Crude oil feed results#

results_crudes = crudes
results_crudes["consumption"] = x.value
results_crudes["shadow price"] = feeds.dual_value

display(results_crudes.round(1))

	available	price	process_cost	consumption	shadow price
crude 1	28000.0	72.0	1.5	26206.9	0.0
crude 2	15000.0	45.0	3.0	6896.6	0.0

Refinery production results#

results_products = products
results_products["production"] = y.value
results_products["unused capacity"] = products["capacity"] - y.value
results_products["shadow price"] = capacity.dual_value

display(results_products.round(1))

	capacity	price	production	unused capacity	shadow price
gasoline	24000	108	24000.0	0.0	14.0
kerosine	2000	72	2000.0	0.0	262.6
fuel oil	6000	63	5103.4	896.6	0.0
residual	2500	30	2000.0	500.0	0.0

Why is the shadow price of kerosine so high?#

import matplotlib.pyplot as plt
import numpy as np

fig, ax = plt.subplots(figsize=(8, 6))
ylim = 24000
xlim = 32000

ax.axvline(crudes["available"][0], linestyle="--", label="Crude 1")
ax.axhline(crudes["available"][1], linestyle="--", label="Crude 2")
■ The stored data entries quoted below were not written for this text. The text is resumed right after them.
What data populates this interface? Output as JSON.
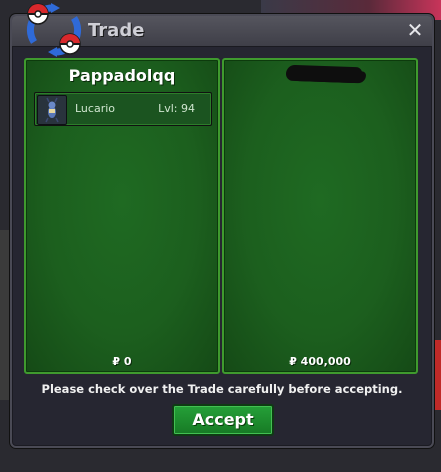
{
  "window": {
    "title": "Trade",
    "close_icon": "close-icon"
  },
  "left_panel": {
    "trader_name": "Pappadolqq",
    "items": [
      {
        "icon": "lucario-sprite-icon",
        "name": "Lucario",
        "level": "Lvl: 94"
      }
    ],
    "money": "₽ 0"
  },
  "right_panel": {
    "trader_name_redacted": true,
    "money": "₽ 400,000"
  },
  "footer": {
    "notice": "Please check over the Trade carefully before accepting.",
    "accept_label": "Accept"
  },
  "colors": {
    "panel_green": "#1c5f1e",
    "panel_border": "#3f9a2e",
    "accept_green": "#1f8c2e",
    "window_bg": "#262631"
  }
}
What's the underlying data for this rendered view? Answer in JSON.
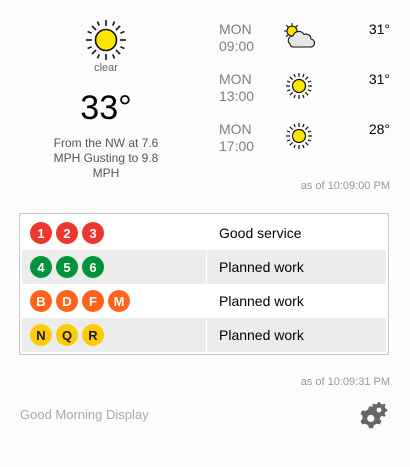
{
  "current": {
    "icon": "sun-icon",
    "condition": "clear",
    "temperature": "33°",
    "wind_lines": [
      "From the NW at 7.6",
      "MPH Gusting to 9.8",
      "MPH"
    ]
  },
  "forecast": [
    {
      "day": "MON",
      "time": "09:00",
      "icon": "partly-cloudy-icon",
      "temp": "31°"
    },
    {
      "day": "MON",
      "time": "13:00",
      "icon": "sun-icon",
      "temp": "31°"
    },
    {
      "day": "MON",
      "time": "17:00",
      "icon": "sun-icon",
      "temp": "28°"
    }
  ],
  "weather_as_of": "as of 10:09:00 PM",
  "subway": [
    {
      "lines": [
        "1",
        "2",
        "3"
      ],
      "color": "#EE352E",
      "dark_text": false,
      "status": "Good service"
    },
    {
      "lines": [
        "4",
        "5",
        "6"
      ],
      "color": "#00933C",
      "dark_text": false,
      "status": "Planned work"
    },
    {
      "lines": [
        "B",
        "D",
        "F",
        "M"
      ],
      "color": "#FF6319",
      "dark_text": false,
      "status": "Planned work"
    },
    {
      "lines": [
        "N",
        "Q",
        "R"
      ],
      "color": "#FCCC0A",
      "dark_text": true,
      "status": "Planned work"
    }
  ],
  "subway_as_of": "as of 10:09:31 PM",
  "footer": {
    "title": "Good Morning Display",
    "settings_icon": "gear-icon"
  }
}
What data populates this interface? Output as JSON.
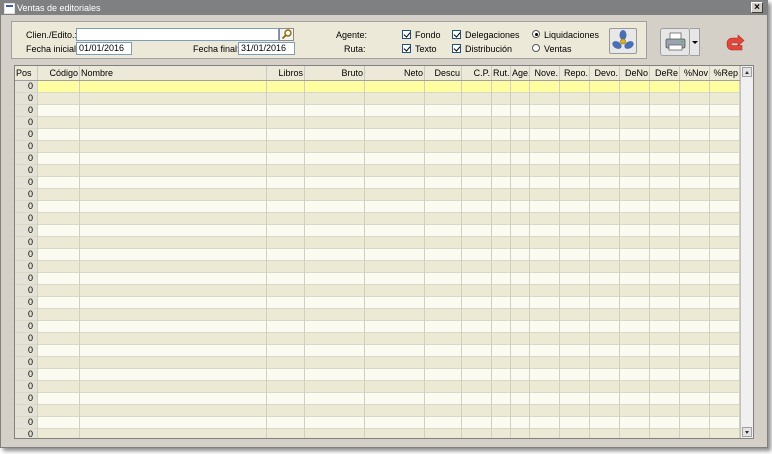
{
  "window": {
    "title": "Ventas de editoriales",
    "close_label": "×"
  },
  "filters": {
    "cliente_label": "Clien./Edito.:",
    "cliente_value": "",
    "fecha_inicial_label": "Fecha inicial:",
    "fecha_inicial_value": "01/01/2016",
    "fecha_final_label": "Fecha final:",
    "fecha_final_value": "31/01/2016",
    "agente_label": "Agente:",
    "ruta_label": "Ruta:"
  },
  "checkboxes": {
    "fondo": {
      "label": "Fondo",
      "checked": true
    },
    "texto": {
      "label": "Texto",
      "checked": true
    },
    "delegaciones": {
      "label": "Delegaciones",
      "checked": true
    },
    "distribucion": {
      "label": "Distribución",
      "checked": true
    }
  },
  "radios": {
    "liquidaciones": {
      "label": "Liquidaciones",
      "selected": true
    },
    "ventas": {
      "label": "Ventas",
      "selected": false
    }
  },
  "icons": {
    "search": "magnifier-icon",
    "fan": "fan-icon",
    "print": "printer-icon",
    "exit": "exit-arrow-icon"
  },
  "columns": [
    "Pos",
    "Código",
    "Nombre",
    "Libros",
    "Bruto",
    "Neto",
    "Descu",
    "C.P.",
    "Rut.",
    "Age.",
    "Nove.",
    "Repo.",
    "Devo.",
    "DeNo",
    "DeRe",
    "%Nov",
    "%Rep"
  ],
  "rows": [
    "0",
    "0",
    "0",
    "0",
    "0",
    "0",
    "0",
    "0",
    "0",
    "0",
    "0",
    "0",
    "0",
    "0",
    "0",
    "0",
    "0",
    "0",
    "0",
    "0",
    "0",
    "0",
    "0",
    "0",
    "0",
    "0",
    "0",
    "0",
    "0",
    "0",
    "0"
  ],
  "colors": {
    "selected_row": "#fefea0",
    "alt_row": "#ecead5",
    "exit_red": "#e0473a"
  }
}
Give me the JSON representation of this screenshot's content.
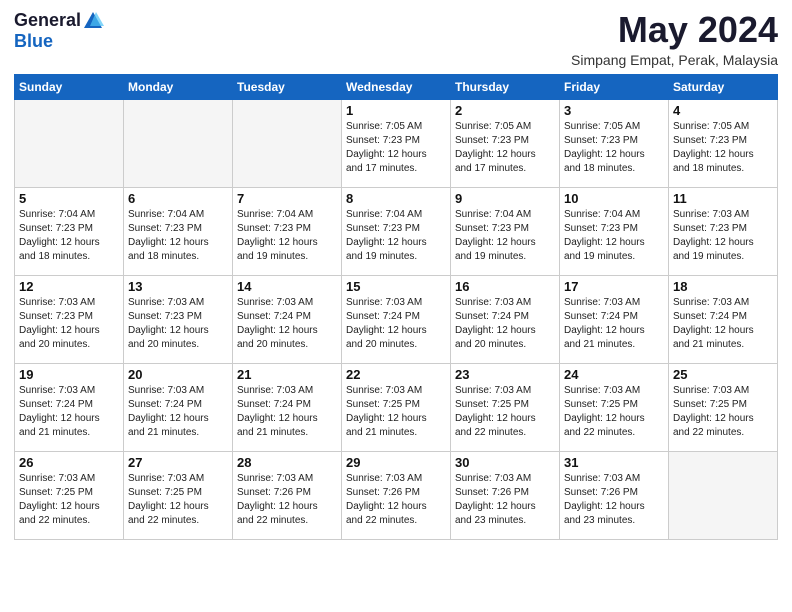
{
  "header": {
    "logo_general": "General",
    "logo_blue": "Blue",
    "month_year": "May 2024",
    "location": "Simpang Empat, Perak, Malaysia"
  },
  "weekdays": [
    "Sunday",
    "Monday",
    "Tuesday",
    "Wednesday",
    "Thursday",
    "Friday",
    "Saturday"
  ],
  "weeks": [
    [
      {
        "day": "",
        "info": ""
      },
      {
        "day": "",
        "info": ""
      },
      {
        "day": "",
        "info": ""
      },
      {
        "day": "1",
        "info": "Sunrise: 7:05 AM\nSunset: 7:23 PM\nDaylight: 12 hours\nand 17 minutes."
      },
      {
        "day": "2",
        "info": "Sunrise: 7:05 AM\nSunset: 7:23 PM\nDaylight: 12 hours\nand 17 minutes."
      },
      {
        "day": "3",
        "info": "Sunrise: 7:05 AM\nSunset: 7:23 PM\nDaylight: 12 hours\nand 18 minutes."
      },
      {
        "day": "4",
        "info": "Sunrise: 7:05 AM\nSunset: 7:23 PM\nDaylight: 12 hours\nand 18 minutes."
      }
    ],
    [
      {
        "day": "5",
        "info": "Sunrise: 7:04 AM\nSunset: 7:23 PM\nDaylight: 12 hours\nand 18 minutes."
      },
      {
        "day": "6",
        "info": "Sunrise: 7:04 AM\nSunset: 7:23 PM\nDaylight: 12 hours\nand 18 minutes."
      },
      {
        "day": "7",
        "info": "Sunrise: 7:04 AM\nSunset: 7:23 PM\nDaylight: 12 hours\nand 19 minutes."
      },
      {
        "day": "8",
        "info": "Sunrise: 7:04 AM\nSunset: 7:23 PM\nDaylight: 12 hours\nand 19 minutes."
      },
      {
        "day": "9",
        "info": "Sunrise: 7:04 AM\nSunset: 7:23 PM\nDaylight: 12 hours\nand 19 minutes."
      },
      {
        "day": "10",
        "info": "Sunrise: 7:04 AM\nSunset: 7:23 PM\nDaylight: 12 hours\nand 19 minutes."
      },
      {
        "day": "11",
        "info": "Sunrise: 7:03 AM\nSunset: 7:23 PM\nDaylight: 12 hours\nand 19 minutes."
      }
    ],
    [
      {
        "day": "12",
        "info": "Sunrise: 7:03 AM\nSunset: 7:23 PM\nDaylight: 12 hours\nand 20 minutes."
      },
      {
        "day": "13",
        "info": "Sunrise: 7:03 AM\nSunset: 7:23 PM\nDaylight: 12 hours\nand 20 minutes."
      },
      {
        "day": "14",
        "info": "Sunrise: 7:03 AM\nSunset: 7:24 PM\nDaylight: 12 hours\nand 20 minutes."
      },
      {
        "day": "15",
        "info": "Sunrise: 7:03 AM\nSunset: 7:24 PM\nDaylight: 12 hours\nand 20 minutes."
      },
      {
        "day": "16",
        "info": "Sunrise: 7:03 AM\nSunset: 7:24 PM\nDaylight: 12 hours\nand 20 minutes."
      },
      {
        "day": "17",
        "info": "Sunrise: 7:03 AM\nSunset: 7:24 PM\nDaylight: 12 hours\nand 21 minutes."
      },
      {
        "day": "18",
        "info": "Sunrise: 7:03 AM\nSunset: 7:24 PM\nDaylight: 12 hours\nand 21 minutes."
      }
    ],
    [
      {
        "day": "19",
        "info": "Sunrise: 7:03 AM\nSunset: 7:24 PM\nDaylight: 12 hours\nand 21 minutes."
      },
      {
        "day": "20",
        "info": "Sunrise: 7:03 AM\nSunset: 7:24 PM\nDaylight: 12 hours\nand 21 minutes."
      },
      {
        "day": "21",
        "info": "Sunrise: 7:03 AM\nSunset: 7:24 PM\nDaylight: 12 hours\nand 21 minutes."
      },
      {
        "day": "22",
        "info": "Sunrise: 7:03 AM\nSunset: 7:25 PM\nDaylight: 12 hours\nand 21 minutes."
      },
      {
        "day": "23",
        "info": "Sunrise: 7:03 AM\nSunset: 7:25 PM\nDaylight: 12 hours\nand 22 minutes."
      },
      {
        "day": "24",
        "info": "Sunrise: 7:03 AM\nSunset: 7:25 PM\nDaylight: 12 hours\nand 22 minutes."
      },
      {
        "day": "25",
        "info": "Sunrise: 7:03 AM\nSunset: 7:25 PM\nDaylight: 12 hours\nand 22 minutes."
      }
    ],
    [
      {
        "day": "26",
        "info": "Sunrise: 7:03 AM\nSunset: 7:25 PM\nDaylight: 12 hours\nand 22 minutes."
      },
      {
        "day": "27",
        "info": "Sunrise: 7:03 AM\nSunset: 7:25 PM\nDaylight: 12 hours\nand 22 minutes."
      },
      {
        "day": "28",
        "info": "Sunrise: 7:03 AM\nSunset: 7:26 PM\nDaylight: 12 hours\nand 22 minutes."
      },
      {
        "day": "29",
        "info": "Sunrise: 7:03 AM\nSunset: 7:26 PM\nDaylight: 12 hours\nand 22 minutes."
      },
      {
        "day": "30",
        "info": "Sunrise: 7:03 AM\nSunset: 7:26 PM\nDaylight: 12 hours\nand 23 minutes."
      },
      {
        "day": "31",
        "info": "Sunrise: 7:03 AM\nSunset: 7:26 PM\nDaylight: 12 hours\nand 23 minutes."
      },
      {
        "day": "",
        "info": ""
      }
    ]
  ]
}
xplot = np.linspace(0, xlim)
for product in products.index:
    b = 100 * products.loc[product, "capacity"] / yields[product][1]
    m = -yields[product][0] / yields[product][1]
    line = ax.plot(xplot, m * xplot + b, label=product)
    ax.fill_between(xplot, m * xplot + b, 30000, color=line[0].get_color(), alpha=0.2)

ax.plot(x.value[0], x.value[1], "ro", ms=10, label="max profit")
ax.set_title("Feasible operating regime")
ax.set_xlabel(crudes.index[0])
ax.set_ylabel(crudes.index[1])
ax.legend()
ax.set_xlim(0, xlim)
ax.set_ylim(0, ylim)

(0.0, 24000.0)

../../_images/e58d639bd73b89768273b7a26c914c036908f7e388a40617ff4d30e6fa55af73.png

Suggested Exercises#

Suppose the refinery makes a substantial investment to double kerosene production in order to increase profits. What becomes the limiting constraint?
How do prices of crude oil and refinery products change the location of the optimum operating point?
A refinery is a financial asset for the conversion of commodity crude oils into commodity hydrocarbons. What economic value can be assigned to owning the option to convert crude oils into other commodities?